Arnon Grunberg

Study

Bridge

And now for something completely different – a friend forwarded me this article by Mandy Len Catron in the NYT:

‘More than 20 years ago, the psychologist Arthur Aron succeeded in making two strangers fall in love in his laboratory. Last summer, I applied his technique in my own life, which is how I found myself standing on a bridge at midnight, staring into a man’s eyes for exactly four minutes.
Let me explain. Earlier in the evening, that man had said: “I suspect, given a few commonalities, you could fall in love with anyone. If so, how do you choose someone?” He was a university acquaintance I occasionally ran into at the climbing gym and had thought, “What if?” I had gotten a glimpse into his days on Instagram. But this was the first time we had hung out one-on-one.
“Actually, psychologists have tried making people fall in love,” I said, remembering Dr. Aron’s study. “It’s fascinating.

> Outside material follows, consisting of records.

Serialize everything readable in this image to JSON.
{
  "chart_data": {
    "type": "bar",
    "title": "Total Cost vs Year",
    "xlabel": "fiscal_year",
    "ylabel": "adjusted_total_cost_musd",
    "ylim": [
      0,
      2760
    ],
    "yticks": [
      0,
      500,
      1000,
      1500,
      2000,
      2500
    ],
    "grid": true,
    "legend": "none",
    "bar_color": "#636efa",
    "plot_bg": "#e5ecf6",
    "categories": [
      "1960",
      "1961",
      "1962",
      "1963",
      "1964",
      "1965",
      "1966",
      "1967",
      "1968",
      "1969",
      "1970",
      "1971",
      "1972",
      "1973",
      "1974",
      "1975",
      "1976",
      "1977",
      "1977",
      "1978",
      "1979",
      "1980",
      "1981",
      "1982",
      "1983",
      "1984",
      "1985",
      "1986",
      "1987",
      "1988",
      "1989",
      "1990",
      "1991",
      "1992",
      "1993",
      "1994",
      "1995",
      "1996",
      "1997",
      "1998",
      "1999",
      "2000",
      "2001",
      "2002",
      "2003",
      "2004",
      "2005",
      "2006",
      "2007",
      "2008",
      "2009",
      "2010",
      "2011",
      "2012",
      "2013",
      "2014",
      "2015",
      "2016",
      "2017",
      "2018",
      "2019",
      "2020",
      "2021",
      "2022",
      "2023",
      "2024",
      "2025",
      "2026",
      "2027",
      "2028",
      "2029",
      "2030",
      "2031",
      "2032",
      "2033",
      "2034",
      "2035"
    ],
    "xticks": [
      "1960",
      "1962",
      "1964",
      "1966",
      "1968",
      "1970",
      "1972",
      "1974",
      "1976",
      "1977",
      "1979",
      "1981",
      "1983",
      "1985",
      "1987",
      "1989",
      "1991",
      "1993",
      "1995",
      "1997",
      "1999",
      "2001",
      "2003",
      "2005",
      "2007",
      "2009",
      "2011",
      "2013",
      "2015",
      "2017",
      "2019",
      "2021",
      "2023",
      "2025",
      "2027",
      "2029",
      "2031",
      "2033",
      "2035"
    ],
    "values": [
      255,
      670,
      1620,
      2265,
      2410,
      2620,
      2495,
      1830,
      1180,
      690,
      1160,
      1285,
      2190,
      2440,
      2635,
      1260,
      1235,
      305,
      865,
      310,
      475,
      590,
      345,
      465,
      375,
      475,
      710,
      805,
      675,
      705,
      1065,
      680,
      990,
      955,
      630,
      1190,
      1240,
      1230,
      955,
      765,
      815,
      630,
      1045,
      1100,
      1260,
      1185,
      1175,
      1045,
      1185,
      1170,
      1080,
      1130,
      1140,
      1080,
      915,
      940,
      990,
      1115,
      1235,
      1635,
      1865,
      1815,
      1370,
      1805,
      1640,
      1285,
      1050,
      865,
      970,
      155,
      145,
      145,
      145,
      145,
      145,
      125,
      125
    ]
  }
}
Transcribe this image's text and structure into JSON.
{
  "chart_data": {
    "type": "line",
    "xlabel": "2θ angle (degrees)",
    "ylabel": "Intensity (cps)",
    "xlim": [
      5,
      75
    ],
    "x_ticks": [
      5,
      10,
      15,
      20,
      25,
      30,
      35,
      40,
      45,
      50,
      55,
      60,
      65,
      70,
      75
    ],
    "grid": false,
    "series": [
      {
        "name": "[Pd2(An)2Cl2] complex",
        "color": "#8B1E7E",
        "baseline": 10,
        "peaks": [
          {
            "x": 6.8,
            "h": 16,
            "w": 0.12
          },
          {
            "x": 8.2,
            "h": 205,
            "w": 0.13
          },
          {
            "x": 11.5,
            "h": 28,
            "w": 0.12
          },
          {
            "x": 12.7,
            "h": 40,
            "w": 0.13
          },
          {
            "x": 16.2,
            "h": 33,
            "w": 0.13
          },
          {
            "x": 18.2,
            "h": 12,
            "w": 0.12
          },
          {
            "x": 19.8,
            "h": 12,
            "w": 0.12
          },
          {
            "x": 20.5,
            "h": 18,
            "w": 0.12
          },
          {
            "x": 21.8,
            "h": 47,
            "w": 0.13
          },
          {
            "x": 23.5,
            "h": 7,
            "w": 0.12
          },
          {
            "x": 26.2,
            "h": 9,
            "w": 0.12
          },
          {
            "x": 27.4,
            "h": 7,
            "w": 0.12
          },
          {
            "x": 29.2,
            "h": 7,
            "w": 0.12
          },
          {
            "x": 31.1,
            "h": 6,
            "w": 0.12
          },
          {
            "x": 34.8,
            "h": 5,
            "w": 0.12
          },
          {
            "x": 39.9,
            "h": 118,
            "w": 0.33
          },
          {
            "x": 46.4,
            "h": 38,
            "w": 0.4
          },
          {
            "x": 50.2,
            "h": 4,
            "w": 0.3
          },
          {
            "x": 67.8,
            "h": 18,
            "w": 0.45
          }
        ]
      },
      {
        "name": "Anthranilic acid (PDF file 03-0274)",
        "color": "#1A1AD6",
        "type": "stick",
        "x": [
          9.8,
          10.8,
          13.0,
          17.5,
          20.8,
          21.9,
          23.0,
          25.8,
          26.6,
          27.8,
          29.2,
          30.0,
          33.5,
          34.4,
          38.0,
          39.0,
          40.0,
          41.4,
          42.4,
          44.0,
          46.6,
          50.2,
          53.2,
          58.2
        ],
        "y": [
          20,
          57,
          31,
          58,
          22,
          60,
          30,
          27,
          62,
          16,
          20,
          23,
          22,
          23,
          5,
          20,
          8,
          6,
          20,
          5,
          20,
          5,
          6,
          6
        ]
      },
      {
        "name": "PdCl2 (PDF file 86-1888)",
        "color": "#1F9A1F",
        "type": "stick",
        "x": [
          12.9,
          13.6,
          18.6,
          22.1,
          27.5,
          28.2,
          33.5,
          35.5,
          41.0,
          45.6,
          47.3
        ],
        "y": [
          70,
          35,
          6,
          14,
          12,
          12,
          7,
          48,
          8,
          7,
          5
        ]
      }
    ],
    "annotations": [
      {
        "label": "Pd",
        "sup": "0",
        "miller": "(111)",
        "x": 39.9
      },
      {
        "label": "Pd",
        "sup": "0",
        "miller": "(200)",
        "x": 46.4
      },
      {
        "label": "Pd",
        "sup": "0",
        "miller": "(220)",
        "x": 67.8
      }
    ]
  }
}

I’ve always wanted to try it.” I first read about the study when I was in the midst of a breakup. Each time I thought of leaving, my heart overruled my brain. I felt stuck. So, like a good academic, I turned to science, hoping there was a way to love smarter.
I explained the study to my university acquaintance. A heterosexual man and woman enter the lab through separate doors. They sit face to face and answer a series of increasingly personal questions. Then they stare silently into each other’s eyes for four minutes. The most tantalizing detail: Six months later, two participants were married. They invited the entire lab to the ceremony.
“Let’s try it,” he said.
Let me acknowledge the ways our experiment already fails to line up with the study. First, we were in a bar, not a lab.’

Read the article here.

The questions created by Dr. Aron will definitely create intimacy, if they are asked by the right person.

For example:

“30. When did you last cry in front of another person? By yourself? 31. Tell your partner something that you like about them already.
32. What, if anything, is too serious to be joked about?”

But do these questions create intimacy of do they create the illusion of intimacy? Are Dr. Aron’s questions just a less way vulgar way to get laid within a few hours?

Whatever the answer will be, the assumption that falling in love is a decision is probably very true.